With some colorful language, and a lament about the manner in which it certified the conflict question to the supreme judicial court, the First Circuit finalized its review of VisionAid's appeal by answering the conflict question de novo.

VisionAid argued that allowing Mount Vernon to control VisionAid's defense created a conflict of interest between the insurer and its policyholder, and that, at a minimum, VisionAid should be able to select independent counsel for its defense, to be paid for by Mount Vernon.

The First Circuit agreed with VisionAid's analysis that, under Massachusetts law, defense counsel retained by an insurer has two clients and owes a duty of loyalty to each: the policyholder as client, and the insurer as payor with a right to select defense counsel of its choosing. But that fact alone, the court pointed out, did not advance VisionAid's further argument that an actual conflict existed between insurer and insured in this case, warranting independent defense counsel.
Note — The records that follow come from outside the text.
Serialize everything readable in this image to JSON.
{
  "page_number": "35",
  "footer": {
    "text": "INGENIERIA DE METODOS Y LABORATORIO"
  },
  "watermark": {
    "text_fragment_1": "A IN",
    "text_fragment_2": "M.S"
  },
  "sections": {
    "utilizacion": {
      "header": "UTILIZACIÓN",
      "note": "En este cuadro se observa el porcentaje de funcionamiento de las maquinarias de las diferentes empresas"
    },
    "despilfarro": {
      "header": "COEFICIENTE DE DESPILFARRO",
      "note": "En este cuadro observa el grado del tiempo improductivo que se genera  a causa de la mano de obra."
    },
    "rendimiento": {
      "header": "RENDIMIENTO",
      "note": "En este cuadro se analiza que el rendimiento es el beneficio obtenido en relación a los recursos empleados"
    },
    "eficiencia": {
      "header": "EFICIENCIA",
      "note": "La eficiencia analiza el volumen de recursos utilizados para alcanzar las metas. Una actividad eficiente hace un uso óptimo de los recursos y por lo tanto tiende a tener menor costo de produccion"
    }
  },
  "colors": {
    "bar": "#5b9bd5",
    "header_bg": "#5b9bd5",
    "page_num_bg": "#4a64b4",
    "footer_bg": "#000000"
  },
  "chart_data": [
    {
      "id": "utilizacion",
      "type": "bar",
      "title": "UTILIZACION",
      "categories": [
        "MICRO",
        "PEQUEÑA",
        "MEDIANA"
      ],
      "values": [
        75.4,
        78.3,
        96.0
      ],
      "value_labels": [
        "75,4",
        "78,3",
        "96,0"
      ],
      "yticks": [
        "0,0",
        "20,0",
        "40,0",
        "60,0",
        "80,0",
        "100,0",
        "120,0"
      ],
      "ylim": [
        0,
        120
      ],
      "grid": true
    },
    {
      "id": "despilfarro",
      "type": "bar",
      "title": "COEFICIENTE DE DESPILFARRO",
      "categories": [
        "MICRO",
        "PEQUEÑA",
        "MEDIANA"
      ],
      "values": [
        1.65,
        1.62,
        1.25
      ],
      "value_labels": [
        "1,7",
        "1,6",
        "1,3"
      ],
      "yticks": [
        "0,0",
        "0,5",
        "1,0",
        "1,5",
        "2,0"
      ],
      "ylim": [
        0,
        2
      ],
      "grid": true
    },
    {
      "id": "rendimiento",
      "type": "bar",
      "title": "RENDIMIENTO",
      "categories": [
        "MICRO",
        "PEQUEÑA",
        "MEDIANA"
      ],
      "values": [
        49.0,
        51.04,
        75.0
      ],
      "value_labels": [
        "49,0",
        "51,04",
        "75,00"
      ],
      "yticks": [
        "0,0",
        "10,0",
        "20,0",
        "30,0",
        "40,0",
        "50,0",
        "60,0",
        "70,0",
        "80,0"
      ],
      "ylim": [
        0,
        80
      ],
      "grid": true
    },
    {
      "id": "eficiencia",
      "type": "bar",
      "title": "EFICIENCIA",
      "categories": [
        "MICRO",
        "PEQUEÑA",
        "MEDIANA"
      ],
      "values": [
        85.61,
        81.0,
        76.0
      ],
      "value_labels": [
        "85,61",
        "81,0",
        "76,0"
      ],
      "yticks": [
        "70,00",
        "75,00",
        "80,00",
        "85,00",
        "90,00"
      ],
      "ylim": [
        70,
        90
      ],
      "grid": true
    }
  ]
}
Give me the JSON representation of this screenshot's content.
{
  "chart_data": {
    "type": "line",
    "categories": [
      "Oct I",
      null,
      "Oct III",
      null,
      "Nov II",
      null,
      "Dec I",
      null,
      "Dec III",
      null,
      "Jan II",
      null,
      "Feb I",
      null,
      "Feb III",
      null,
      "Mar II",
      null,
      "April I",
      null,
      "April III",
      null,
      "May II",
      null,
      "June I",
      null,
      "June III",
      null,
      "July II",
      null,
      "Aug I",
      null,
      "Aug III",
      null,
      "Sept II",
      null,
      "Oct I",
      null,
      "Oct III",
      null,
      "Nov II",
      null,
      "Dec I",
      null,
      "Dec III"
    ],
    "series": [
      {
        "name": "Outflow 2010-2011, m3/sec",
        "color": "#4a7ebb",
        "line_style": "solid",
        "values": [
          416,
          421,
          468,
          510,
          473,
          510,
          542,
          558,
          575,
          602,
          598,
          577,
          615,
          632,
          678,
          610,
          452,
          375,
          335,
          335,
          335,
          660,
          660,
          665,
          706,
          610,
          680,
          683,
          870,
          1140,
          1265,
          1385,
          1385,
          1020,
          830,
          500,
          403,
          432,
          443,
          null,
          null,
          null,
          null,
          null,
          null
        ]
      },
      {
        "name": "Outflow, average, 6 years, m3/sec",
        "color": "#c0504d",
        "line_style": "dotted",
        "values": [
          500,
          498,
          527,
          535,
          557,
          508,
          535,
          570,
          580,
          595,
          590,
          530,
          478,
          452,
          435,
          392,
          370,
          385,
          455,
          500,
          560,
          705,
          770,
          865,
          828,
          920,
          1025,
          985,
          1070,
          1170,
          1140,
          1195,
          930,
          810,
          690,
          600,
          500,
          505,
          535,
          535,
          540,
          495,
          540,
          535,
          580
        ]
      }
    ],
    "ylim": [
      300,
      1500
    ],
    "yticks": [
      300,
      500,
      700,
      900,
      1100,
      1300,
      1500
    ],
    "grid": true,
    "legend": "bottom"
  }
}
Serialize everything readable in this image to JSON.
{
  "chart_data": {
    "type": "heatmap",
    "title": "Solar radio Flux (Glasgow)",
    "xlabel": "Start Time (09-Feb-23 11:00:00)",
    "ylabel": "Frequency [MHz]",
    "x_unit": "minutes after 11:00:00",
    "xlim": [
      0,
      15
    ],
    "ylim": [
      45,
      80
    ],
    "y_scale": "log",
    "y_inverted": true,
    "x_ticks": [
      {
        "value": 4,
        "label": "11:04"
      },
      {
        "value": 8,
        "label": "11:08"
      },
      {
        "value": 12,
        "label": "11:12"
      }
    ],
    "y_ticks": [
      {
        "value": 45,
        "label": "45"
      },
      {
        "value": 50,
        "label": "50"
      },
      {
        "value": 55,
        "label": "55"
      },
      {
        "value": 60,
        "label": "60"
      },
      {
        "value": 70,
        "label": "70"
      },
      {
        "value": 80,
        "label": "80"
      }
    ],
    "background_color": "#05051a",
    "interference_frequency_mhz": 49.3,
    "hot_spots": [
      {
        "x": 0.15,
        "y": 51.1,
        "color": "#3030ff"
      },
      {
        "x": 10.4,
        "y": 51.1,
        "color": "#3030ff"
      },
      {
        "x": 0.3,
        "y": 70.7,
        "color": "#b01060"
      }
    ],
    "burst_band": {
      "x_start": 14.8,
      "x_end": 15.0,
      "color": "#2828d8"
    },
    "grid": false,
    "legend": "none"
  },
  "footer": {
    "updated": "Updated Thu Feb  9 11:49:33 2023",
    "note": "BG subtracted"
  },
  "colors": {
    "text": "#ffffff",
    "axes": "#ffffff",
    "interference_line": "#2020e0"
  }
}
The court rejected VisionAid's "parade of horribles" meant to demonstrate the possible ways in which the parties' interests could diverge, as unreasonably speculative. Notably, it rejected the notion that the insurer might, through its chosen defense counsel, seek to "devalue" the counterclaim, in an effort to achieve what VisionAid described as an optimum result for the insurer: a walk-away settlement in which neither party pays the other, but both drop their claims, as this would extinguish the insurer's obligations both to defend and indemnify the insured. The court pointed out, however, that two facts prevent this possibility: (1) the policy's consent-to-settle clause prevents the insurer from insisting on any particular settlement, and, if the insured chose, it could force the case to trial, with the insurer paying defense costs. In other words, the insured has "veto" power of any settlement, and, in fact, had already exercised that veto power when previously presented with such a settlement; and (2) the insured had separate personal counsel prosecuting the counterclaim, which counsel had undivided loyalty to VisionAid, and could therefore be expected to zealously ensure that no one could "devalue" the counterclaim.

Ultimately, the court held that, in this case, it was clear that both insurer and insured had an aligned interest in maximizing the value of the counterclaim, which, the court pointed out, had the same basis in fact as the affirmative defense originally filed by the insurer-retained defense counsel.

The case was heavily watched, and amici participated on both sides. It touched on several issues that plague the so-called "tripartite" relationship between insurer, insured, and defense counsel. Query whether the court would rule the same way if this scenario occurred in a situation where the policy did not include a consent-to-settle clause, which is not uncommon in many liability policies. An interesting further question exists as to how a settlement might play out in that scenario, because even if an insurer had a right to settle claims against the insured, it would likely be the case, given the Massachusetts Supreme Judicial Court's ruling, that this right would not extend to offensive claims filed by the insurer, which claims were prosecuted by independent counsel chosen and paid for by the insured. At least in this case, at any rate, these issues have finally been resolved, and the parties can now focus on presenting a unified front against the former employee's litigation.

The content of this article is intended to provide a general guide to the subject matter. Specialist advice should be sought about your specific circumstances.